Ministers back Swinson regulation proposals

The government will back the profession’s regulatory framework proposals in a detailed consultation document due to be unveiled on Monday by trade minister Ian McCartney.

Senior sources within the profession said the government would proceed with plans, outlined in September, to shake up accountancy regulation, by introducing an independent foundation.

The foundation will oversee a review board, an investigations and discipline board, an ethics standards board and a relaunched auditing practices board.

English ICA sources said they expected the document to be released ‘any day now’ and confirmed that McCartney, who has been meeting senior members of the profession over the past few weeks, was due to speak at an institute conference on Monday afternoon. Ross Midgley, ACCA’s finance director, said he expected the document to be released the same day.

Although the government’s proposals were virtually identical to those made by English ICA president Chris Swinson’s review board, the profession and the DTI are at odds over plans to make 60% of board members independent, representing consumers and wider public interest. Swinson favours a 50:50 split. The foundation will comprise an entirely independent membership, but will be funded by a ‘no strings’ endowment from the professional bodies.

Other senior accountants were disappointed by plans to take away institute ethical standard-setting powers.

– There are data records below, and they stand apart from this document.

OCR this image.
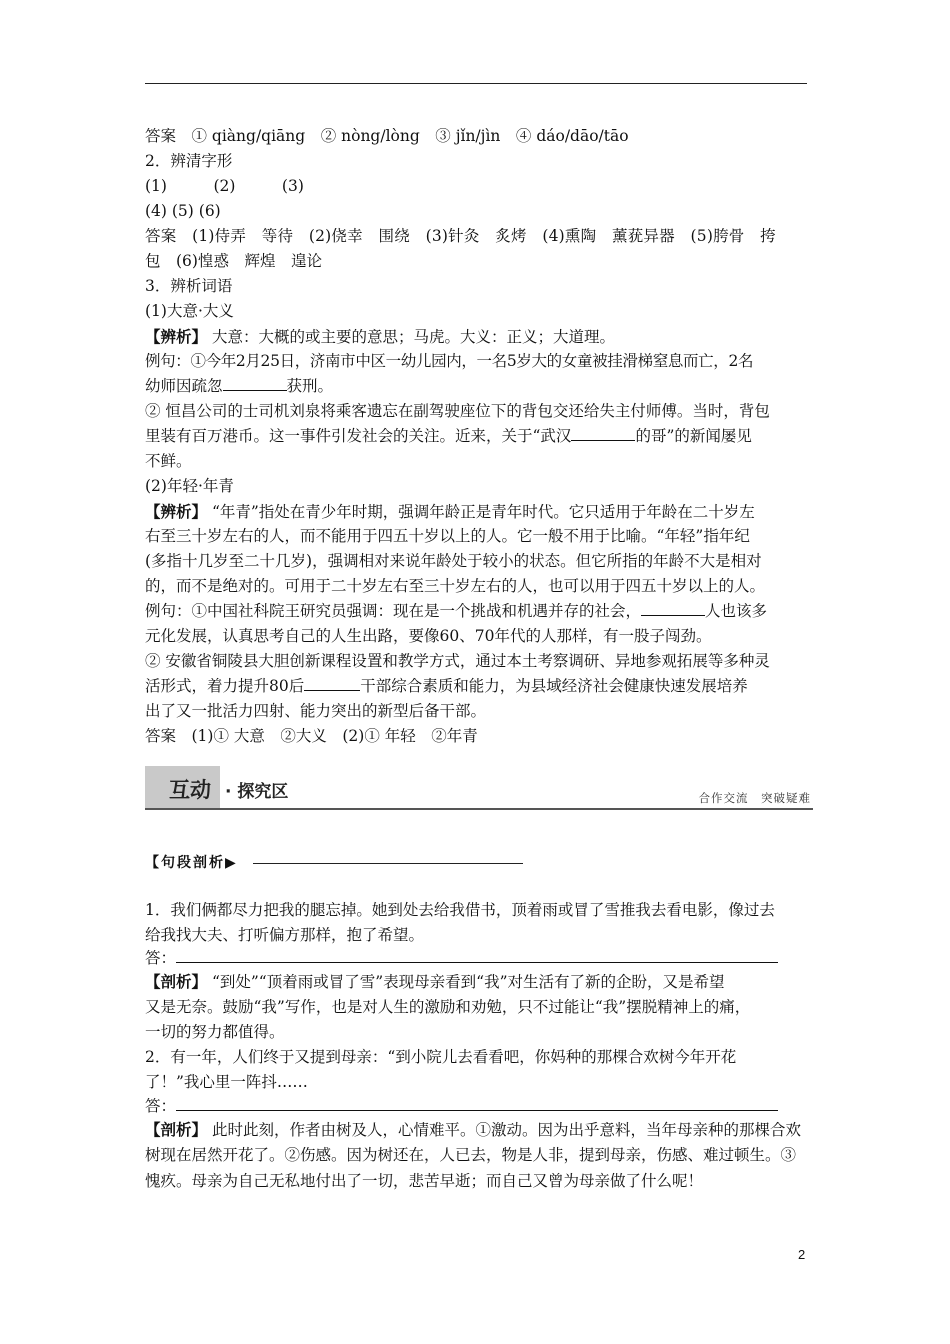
答案　① qiàng/qiāng　② nòng/lòng　③ jǐn/jìn　④ dáo/dāo/tāo
2．辨清字形
(1)　　　(2)　　　(3)
(4) (5) (6)
答案　(1)侍弄　等待　(2)侥幸　围绕　(3)针灸　炙烤　(4)熏陶　薰莸异器　(5)胯骨　挎
包　(6)惶惑　辉煌　遑论
3．辨析词语
(1)大意·大义
【辨析】 大意：大概的或主要的意思；马虎。大义：正义；大道理。
例句：①今年2月25日，济南市中区一幼儿园内，一名5岁大的女童被挂滑梯窒息而亡，2名
幼师因疏忽	获刑。
② 恒昌公司的士司机刘泉将乘客遗忘在副驾驶座位下的背包交还给失主付师傅。当时，背包
里装有百万港币。这一事件引发社会的关注。近来，关于“武汉	的哥”的新闻屡见
不鲜。
(2)年轻·年青
【辨析】 “年青”指处在青少年时期，强调年龄正是青年时代。它只适用于年龄在二十岁左
右至三十岁左右的人，而不能用于四五十岁以上的人。它一般不用于比喻。“年轻”指年纪
(多指十几岁至二十几岁)，强调相对来说年龄处于较小的状态。但它所指的年龄不大是相对
的，而不是绝对的。可用于二十岁左右至三十岁左右的人，也可以用于四五十岁以上的人。
例句：①中国社科院王研究员强调：现在是一个挑战和机遇并存的社会，	人也该多
元化发展，认真思考自己的人生出路，要像60、70年代的人那样，有一股子闯劲。
② 安徽省铜陵县大胆创新课程设置和教学方式，通过本土考察调研、异地参观拓展等多种灵
活形式，着力提升80后	干部综合素质和能力，为县域经济社会健康快速发展培养
出了又一批活力四射、能力突出的新型后备干部。
答案　(1)① 大意　②大义　(2)① 年轻　②年青
互动 · 探究区	合作交流　突破疑难
【句段剖析▶
1．我们俩都尽力把我的腿忘掉。她到处去给我借书，顶着雨或冒了雪推我去看电影，像过去
给我找大夫、打听偏方那样，抱了希望。
答：
【剖析】 “到处”“顶着雨或冒了雪”表现母亲看到“我”对生活有了新的企盼，又是希望
又是无奈。鼓励“我”写作，也是对人生的激励和劝勉，只不过能让“我”摆脱精神上的痛，
一切的努力都值得。
2．有一年，人们终于又提到母亲：“到小院儿去看看吧，你妈种的那棵合欢树今年开花
了！”我心里一阵抖……
答：
【剖析】 此时此刻，作者由树及人，心情难平。①激动。因为出乎意料，当年母亲种的那棵合欢
树现在居然开花了。②伤感。因为树还在，人已去，物是人非，提到母亲，伤感、难过顿生。③
愧疚。母亲为自己无私地付出了一切，悲苦早逝；而自己又曾为母亲做了什么呢！
2
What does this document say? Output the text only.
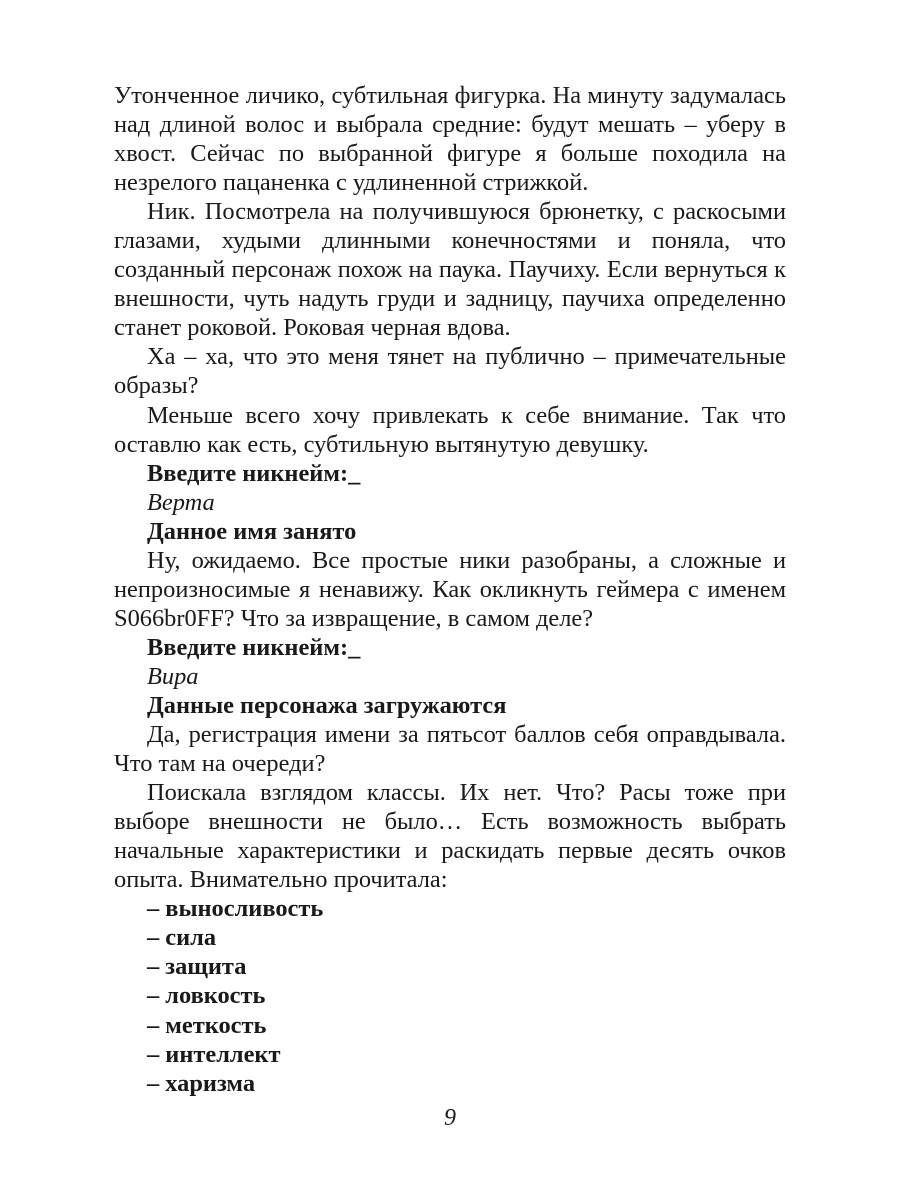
Утонченное личико, субтильная фигурка. На минуту задумалась над длиной волос и выбрала средние: будут мешать – уберу в хвост. Сейчас по выбранной фигуре я больше походила на незрелого пацаненка с удлиненной стрижкой.

Ник. Посмотрела на получившуюся брюнетку, с раскосыми глазами, худыми длинными конечностями и поняла, что созданный персонаж похож на паука. Паучиху. Если вернуться к внешности, чуть надуть груди и задницу, паучиха определенно станет роковой. Роковая черная вдова.

Ха – ха, что это меня тянет на публично – примечательные образы?

Меньше всего хочу привлекать к себе внимание. Так что оставлю как есть, субтильную вытянутую девушку.

Введите никнейм:_

Верта

Данное имя занято

Ну, ожидаемо. Все простые ники разобраны, а сложные и непроизносимые я ненавижу. Как окликнуть геймера с именем S066br0FF? Что за извращение, в самом деле?

Введите никнейм:_

Вира

Данные персонажа загружаются

Да, регистрация имени за пятьсот баллов себя оправдывала. Что там на очереди?

Поискала взглядом классы. Их нет. Что? Расы тоже при выборе внешности не было… Есть возможность выбрать начальные характеристики и раскидать первые десять очков опыта. Внимательно прочитала:

– выносливость

– сила

– защита

– ловкость

– меткость

– интеллект

– харизма

9
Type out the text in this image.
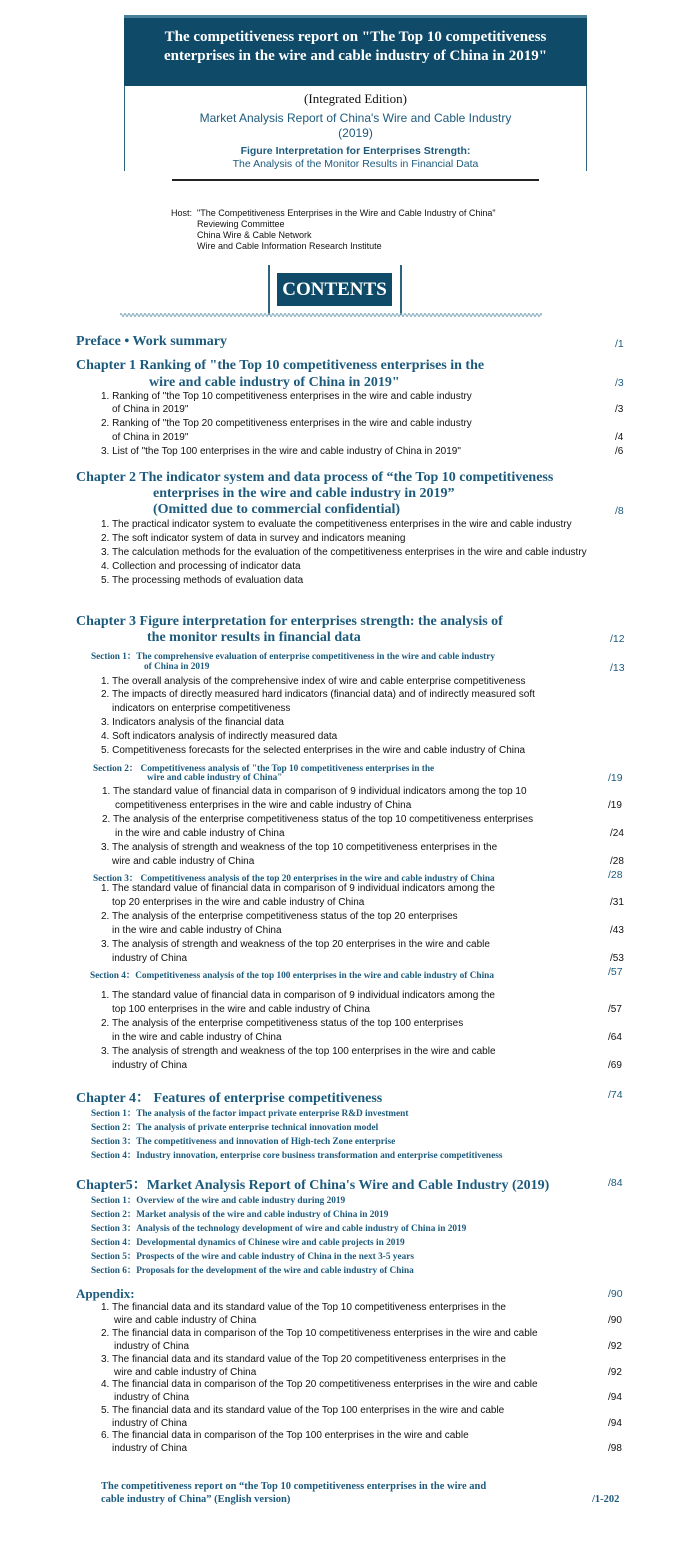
The competitiveness report on "The Top 10 competitiveness
enterprises in the wire and cable industry of China in 2019"
(Integrated Edition)
Market Analysis Report of China's Wire and Cable Industry
(2019)
Figure Interpretation for Enterprises Strength:
The Analysis of the Monitor Results in Financial Data
Host: "The Competitiveness Enterprises in the Wire and Cable Industry of China"
Reviewing Committee
China Wire & Cable Network
Wire and Cable Information Research Institute
CONTENTS
Preface • Work summary	/1
Chapter 1 Ranking of "the Top 10 competitiveness enterprises in the
wire and cable industry of China in 2019"	/3
1. Ranking of "the Top 10 competitiveness enterprises in the wire and cable industry
of China in 2019"	/3
2. Ranking of "the Top 20 competitiveness enterprises in the wire and cable industry
of China in 2019"	/4
3. List of "the Top 100 enterprises in the wire and cable industry of China in 2019"	/6
Chapter 2 The indicator system and data process of “the Top 10 competitiveness
enterprises in the wire and cable industry in 2019”
(Omitted due to commercial confidential)	/8
1. The practical indicator system to evaluate the competitiveness enterprises in the wire and cable industry
2. The soft indicator system of data in survey and indicators meaning
3. The calculation methods for the evaluation of the competitiveness enterprises in the wire and cable industry
4. Collection and processing of indicator data
5. The processing methods of evaluation data
Chapter 3 Figure interpretation for enterprises strength: the analysis of
the monitor results in financial data	/12
Section 1：The comprehensive evaluation of enterprise competitiveness in the wire and cable industry
of China in 2019	/13
1. The overall analysis of the comprehensive index of wire and cable enterprise competitiveness
2. The impacts of directly measured hard indicators (financial data) and of indirectly measured soft
indicators on enterprise competitiveness
3. Indicators analysis of the financial data
4. Soft indicators analysis of indirectly measured data
5. Competitiveness forecasts for the selected enterprises in the wire and cable industry of China
Section 2： Competitiveness analysis of "the Top 10 competitiveness enterprises in the
wire and cable industry of China"	/19
1. The standard value of financial data in comparison of 9 individual indicators among the top 10
competitiveness enterprises in the wire and cable industry of China	/19
2. The analysis of the enterprise competitiveness status of the top 10 competitiveness enterprises
in the wire and cable industry of China	/24
3. The analysis of strength and weakness of the top 10 competitiveness enterprises in the
wire and cable industry of China	/28
Section 3： Competitiveness analysis of the top 20 enterprises in the wire and cable industry of China	/28
1. The standard value of financial data in comparison of 9 individual indicators among the
top 20 enterprises in the wire and cable industry of China	/31
2. The analysis of the enterprise competitiveness status of the top 20 enterprises
in the wire and cable industry of China	/43
3. The analysis of strength and weakness of the top 20 enterprises in the wire and cable
industry of China	/53
Section 4：Competitiveness analysis of the top 100 enterprises in the wire and cable industry of China	/57
1. The standard value of financial data in comparison of 9 individual indicators among the
top 100 enterprises in the wire and cable industry of China	/57
2. The analysis of the enterprise competitiveness status of the top 100 enterprises
in the wire and cable industry of China	/64
3. The analysis of strength and weakness of the top 100 enterprises in the wire and cable
industry of China	/69
Chapter 4： Features of enterprise competitiveness	/74
Section 1：The analysis of the factor impact private enterprise R&D investment
Section 2：The analysis of private enterprise technical innovation model
Section 3：The competitiveness and innovation of High-tech Zone enterprise
Section 4：Industry innovation, enterprise core business transformation and enterprise competitiveness
Chapter5：Market Analysis Report of China's Wire and Cable Industry (2019)	/84
Section 1：Overview of the wire and cable industry during 2019
Section 2：Market analysis of the wire and cable industry of China in 2019
Section 3：Analysis of the technology development of wire and cable industry of China in 2019
Section 4：Developmental dynamics of Chinese wire and cable projects in 2019
Section 5：Prospects of the wire and cable industry of China in the next 3-5 years
Section 6：Proposals for the development of the wire and cable industry of China
Appendix:	/90
1. The financial data and its standard value of the Top 10 competitiveness enterprises in the
wire and cable industry of China	/90
2. The financial data in comparison of the Top 10 competitiveness enterprises in the wire and cable
industry of China	/92
3. The financial data and its standard value of the Top 20 competitiveness enterprises in the
wire and cable industry of China	/92
4. The financial data in comparison of the Top 20 competitiveness enterprises in the wire and cable
industry of China	/94
5. The financial data and its standard value of the Top 100 enterprises in the wire and cable
industry of China	/94
6. The financial data in comparison of the Top 100 enterprises in the wire and cable
industry of China	/98
The competitiveness report on “the Top 10 competitiveness enterprises in the wire and
cable industry of China” (English version)	/1-202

Peter Wyman, PricewaterhouseCoopers external affairs partner, who broadly accepted the DTI plan, said: ‘It’s the business of the profession to set its own ethics and standards that are above the law, and discipline people who do not behave in accordance with them.’

Roger Davis, PwC’s head of professional affairs, added: ‘The plan’s success depends on the quality of people on the boards. Are there enough quality people to go around?’

Another Big Five source said: ‘Regulation is a secondary issue. We get our reputation from whether the firm is doing a good job.’ It was better left to practitioners who understood the issues, he added.